ENSALADA was formed to bring a tasty ‘salad’ of early music to a broad public. The ensemble has core of three players, Lydia Forbes, violin, Myles Jordan, violoncello piccolo, and Timothy Burris theorbo, but expands the core group with other musicians and vocalists to suit their eclectic repertoire.
A kind of Quodlibet popular in 16th-century Spain. It is first mentioned in Gil Vicente’s Auto da fé, which was performed on Christmas morning in 1510 before Manuel I of Portugal. The auto concluded with ‘a salad that came from France’, which has not been identified.
Maricarmen Gómez
Grove Music Online
Lydia Forbes (violin) has concertized throughout Europe with Ensemble L’Archibudelli, Zephyr Kwartet, Het Schoenberg Ensemble, Sinfonietta Amsterdam, Osiris Trio, I Fiamminghi, and Ensemble Explorations. During this time, she recorded with some of the world’s most prominent classical labels; Sony Classical, CNM, Harmonia Mundi, and as soloist with the Czech Radio Philharmonic for Vienna Modern Masters.
She has also performed for festivals in Europe, Norway, Australia, New Zealand, and the U.S. Lydia has also served as concertmaster for Het Orkest van het Oosten in the Netherlands. She is presently a member of the DaPonte String Quartet in Maine; she was drawn to them by their love and respect for the work. She embraces the sentiment that there is nothing in life that cannot be found in chamber music.
Myles Jordan (violoncello piccolo) worked as a child actor for CBC Television and the National Film Board of Canada before taking up the ‘cello. He trained at the Banff School of Fine Arts in Alberta, the Britten -Pears School of Advanced Musical Studies in England, and at Schloss Weikersheim in Germany. In 1981, he won a Floyd S. Chalmers Foundation Award, which enabled him to study at Juilliard, where he earned two degrees. From New York he moved to Philadelphia, where he served as associate principal cellist of the Concerto Soloists Chamber Orchestra, completed a Doctor of Musical Arts, and founded the DaPonte String Quartet.

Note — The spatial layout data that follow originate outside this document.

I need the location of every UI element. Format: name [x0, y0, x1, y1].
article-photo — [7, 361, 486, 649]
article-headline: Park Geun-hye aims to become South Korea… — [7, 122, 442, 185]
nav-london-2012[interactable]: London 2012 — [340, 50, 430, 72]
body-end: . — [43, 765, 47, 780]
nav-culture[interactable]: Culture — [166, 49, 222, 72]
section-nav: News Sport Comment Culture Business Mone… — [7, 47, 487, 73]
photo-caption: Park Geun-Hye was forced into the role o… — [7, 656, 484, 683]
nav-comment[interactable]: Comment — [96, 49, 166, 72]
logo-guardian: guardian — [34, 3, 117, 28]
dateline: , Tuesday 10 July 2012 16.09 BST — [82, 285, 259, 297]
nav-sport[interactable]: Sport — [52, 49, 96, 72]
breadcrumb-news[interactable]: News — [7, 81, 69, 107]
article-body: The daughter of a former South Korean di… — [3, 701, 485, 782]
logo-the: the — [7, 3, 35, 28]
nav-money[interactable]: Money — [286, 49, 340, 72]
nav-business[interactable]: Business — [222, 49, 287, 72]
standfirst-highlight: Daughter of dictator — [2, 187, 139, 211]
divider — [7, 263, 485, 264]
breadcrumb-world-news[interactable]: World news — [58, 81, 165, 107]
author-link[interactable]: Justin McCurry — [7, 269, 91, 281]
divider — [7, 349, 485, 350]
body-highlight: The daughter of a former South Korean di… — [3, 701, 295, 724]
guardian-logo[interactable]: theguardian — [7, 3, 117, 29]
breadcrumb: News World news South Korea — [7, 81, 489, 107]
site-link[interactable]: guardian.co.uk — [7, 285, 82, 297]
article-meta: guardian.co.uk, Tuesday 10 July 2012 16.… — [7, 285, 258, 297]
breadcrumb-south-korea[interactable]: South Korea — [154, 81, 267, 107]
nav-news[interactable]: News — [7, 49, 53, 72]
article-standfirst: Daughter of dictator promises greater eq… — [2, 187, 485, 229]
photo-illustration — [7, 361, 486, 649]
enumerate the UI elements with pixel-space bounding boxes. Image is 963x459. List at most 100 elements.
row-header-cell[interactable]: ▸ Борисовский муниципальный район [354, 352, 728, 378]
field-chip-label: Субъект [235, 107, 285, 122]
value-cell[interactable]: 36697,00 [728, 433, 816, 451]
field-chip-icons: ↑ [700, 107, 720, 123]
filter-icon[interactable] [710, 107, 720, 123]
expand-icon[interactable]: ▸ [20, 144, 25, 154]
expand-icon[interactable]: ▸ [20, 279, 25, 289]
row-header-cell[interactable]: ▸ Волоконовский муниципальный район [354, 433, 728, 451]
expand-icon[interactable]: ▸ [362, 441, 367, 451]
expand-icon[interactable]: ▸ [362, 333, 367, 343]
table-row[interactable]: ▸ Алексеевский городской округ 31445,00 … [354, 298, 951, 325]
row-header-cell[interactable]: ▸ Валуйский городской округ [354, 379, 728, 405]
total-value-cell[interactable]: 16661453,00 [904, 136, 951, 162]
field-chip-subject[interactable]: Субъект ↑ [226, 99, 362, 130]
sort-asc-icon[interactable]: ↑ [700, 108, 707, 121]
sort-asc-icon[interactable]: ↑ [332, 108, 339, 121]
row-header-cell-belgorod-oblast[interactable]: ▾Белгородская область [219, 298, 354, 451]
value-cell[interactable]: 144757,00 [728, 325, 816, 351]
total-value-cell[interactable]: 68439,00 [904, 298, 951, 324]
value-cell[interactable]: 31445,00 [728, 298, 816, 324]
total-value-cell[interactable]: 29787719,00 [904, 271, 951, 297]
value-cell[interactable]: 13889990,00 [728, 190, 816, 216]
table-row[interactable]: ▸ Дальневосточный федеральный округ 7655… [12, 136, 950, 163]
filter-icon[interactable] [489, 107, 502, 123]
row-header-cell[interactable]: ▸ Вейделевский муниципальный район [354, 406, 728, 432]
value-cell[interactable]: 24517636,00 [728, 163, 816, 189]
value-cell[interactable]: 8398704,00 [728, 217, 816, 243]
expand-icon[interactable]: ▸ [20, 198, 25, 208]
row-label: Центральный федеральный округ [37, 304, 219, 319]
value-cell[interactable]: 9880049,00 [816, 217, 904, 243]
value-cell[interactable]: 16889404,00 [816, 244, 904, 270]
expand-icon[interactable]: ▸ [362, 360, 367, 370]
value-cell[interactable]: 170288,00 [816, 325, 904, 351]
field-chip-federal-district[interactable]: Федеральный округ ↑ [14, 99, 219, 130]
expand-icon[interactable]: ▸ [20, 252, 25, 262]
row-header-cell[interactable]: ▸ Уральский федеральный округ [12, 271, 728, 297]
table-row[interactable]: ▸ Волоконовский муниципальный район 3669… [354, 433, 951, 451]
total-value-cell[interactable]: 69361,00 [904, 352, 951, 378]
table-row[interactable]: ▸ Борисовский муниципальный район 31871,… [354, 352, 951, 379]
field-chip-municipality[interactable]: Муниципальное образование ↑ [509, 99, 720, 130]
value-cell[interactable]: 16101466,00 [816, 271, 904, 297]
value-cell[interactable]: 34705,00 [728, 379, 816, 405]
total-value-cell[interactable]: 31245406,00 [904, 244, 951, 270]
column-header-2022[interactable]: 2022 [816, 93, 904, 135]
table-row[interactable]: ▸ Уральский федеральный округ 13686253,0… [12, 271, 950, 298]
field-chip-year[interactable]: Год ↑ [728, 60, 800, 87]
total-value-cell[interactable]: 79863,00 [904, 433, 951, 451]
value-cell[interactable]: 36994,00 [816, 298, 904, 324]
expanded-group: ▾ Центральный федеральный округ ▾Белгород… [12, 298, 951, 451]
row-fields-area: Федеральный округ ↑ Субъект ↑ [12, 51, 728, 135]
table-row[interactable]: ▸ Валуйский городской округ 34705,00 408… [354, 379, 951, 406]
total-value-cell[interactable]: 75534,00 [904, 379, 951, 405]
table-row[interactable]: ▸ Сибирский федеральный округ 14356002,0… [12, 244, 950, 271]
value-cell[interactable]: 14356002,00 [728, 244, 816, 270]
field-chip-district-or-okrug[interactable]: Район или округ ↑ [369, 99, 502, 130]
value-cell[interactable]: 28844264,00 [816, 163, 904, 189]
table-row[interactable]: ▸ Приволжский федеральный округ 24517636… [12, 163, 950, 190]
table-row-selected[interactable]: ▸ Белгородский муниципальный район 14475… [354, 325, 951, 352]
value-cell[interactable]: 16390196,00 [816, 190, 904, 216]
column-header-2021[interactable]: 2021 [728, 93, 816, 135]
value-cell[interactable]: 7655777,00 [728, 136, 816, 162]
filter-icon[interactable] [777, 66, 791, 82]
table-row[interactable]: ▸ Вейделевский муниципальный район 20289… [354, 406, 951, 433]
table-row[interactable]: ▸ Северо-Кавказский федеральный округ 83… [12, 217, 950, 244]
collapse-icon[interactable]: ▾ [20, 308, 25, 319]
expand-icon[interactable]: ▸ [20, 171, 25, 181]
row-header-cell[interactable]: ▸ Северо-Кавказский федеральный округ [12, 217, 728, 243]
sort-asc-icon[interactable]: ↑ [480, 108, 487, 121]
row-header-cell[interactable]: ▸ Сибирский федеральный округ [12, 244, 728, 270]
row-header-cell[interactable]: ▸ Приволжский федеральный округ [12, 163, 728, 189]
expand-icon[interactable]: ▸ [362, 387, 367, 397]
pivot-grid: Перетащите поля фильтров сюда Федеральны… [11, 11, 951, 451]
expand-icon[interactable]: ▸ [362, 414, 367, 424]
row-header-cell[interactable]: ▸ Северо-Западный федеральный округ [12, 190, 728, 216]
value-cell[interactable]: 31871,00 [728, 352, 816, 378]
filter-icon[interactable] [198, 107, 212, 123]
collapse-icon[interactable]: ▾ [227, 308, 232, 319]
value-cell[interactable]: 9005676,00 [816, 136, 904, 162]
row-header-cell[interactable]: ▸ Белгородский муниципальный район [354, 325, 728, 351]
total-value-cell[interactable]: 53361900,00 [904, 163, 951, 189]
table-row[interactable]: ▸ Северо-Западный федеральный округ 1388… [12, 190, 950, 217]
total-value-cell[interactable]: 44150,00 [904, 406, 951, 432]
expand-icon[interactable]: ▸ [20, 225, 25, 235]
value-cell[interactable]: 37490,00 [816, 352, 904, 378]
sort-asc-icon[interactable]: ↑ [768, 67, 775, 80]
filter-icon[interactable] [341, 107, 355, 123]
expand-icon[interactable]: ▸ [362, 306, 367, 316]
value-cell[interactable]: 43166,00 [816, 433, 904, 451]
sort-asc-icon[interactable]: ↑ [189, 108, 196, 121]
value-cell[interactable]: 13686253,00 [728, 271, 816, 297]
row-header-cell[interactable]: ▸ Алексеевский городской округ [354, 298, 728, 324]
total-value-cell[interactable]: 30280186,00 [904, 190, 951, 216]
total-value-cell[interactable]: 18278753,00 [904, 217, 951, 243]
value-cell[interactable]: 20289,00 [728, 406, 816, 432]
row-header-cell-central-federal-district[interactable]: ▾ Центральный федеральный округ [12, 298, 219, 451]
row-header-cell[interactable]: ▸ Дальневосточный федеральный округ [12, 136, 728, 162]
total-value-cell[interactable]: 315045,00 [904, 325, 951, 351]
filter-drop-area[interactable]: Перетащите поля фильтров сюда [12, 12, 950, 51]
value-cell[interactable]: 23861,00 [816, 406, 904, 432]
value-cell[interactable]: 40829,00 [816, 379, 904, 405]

He based his recording of three of the Bach ‘cello suites on research into period sources close to Bach, such as Johann Mattheson’s 1739 treatise Der vollkommene Capellmeister and written testimonies from Bach’s students. Myles lectures on early music performance practice, and plays and teaches the Baroque violoncello piccolo.
Timothy Burris (lute and theorbo) has performed throughout Europe and the US, both as a soloist and an accompanist. He has appeared in concert with such esteemed artists as the mezzo-soprano Jennifer Lane and the keyboardist Robert Hill, as well as under the baton of Peter Schreier and René Clemencic, among others. He has recorded with such early music vocalists as Jennifer Lane, Tamara Matthews, and Willeke te Brummelstroete. As the ensemble Music’s Quill, he and tenor Timothy Neill Johnson produced the first complete recording of the songs of Philip Rosseter, lutenist to King James I.
Holder of a soloist’s diploma from The Hague’s Royal Conservatory and a PhD from Duke University, Mr Burris has taught master classes and lectured on lute practice at universities and conservatories throughout Europe and the US. He taught lute for six years at the Royal Flemish Conservatory in Antwerp, and currently teaches at Colby College and the Portland Conservatory of Music (Maine).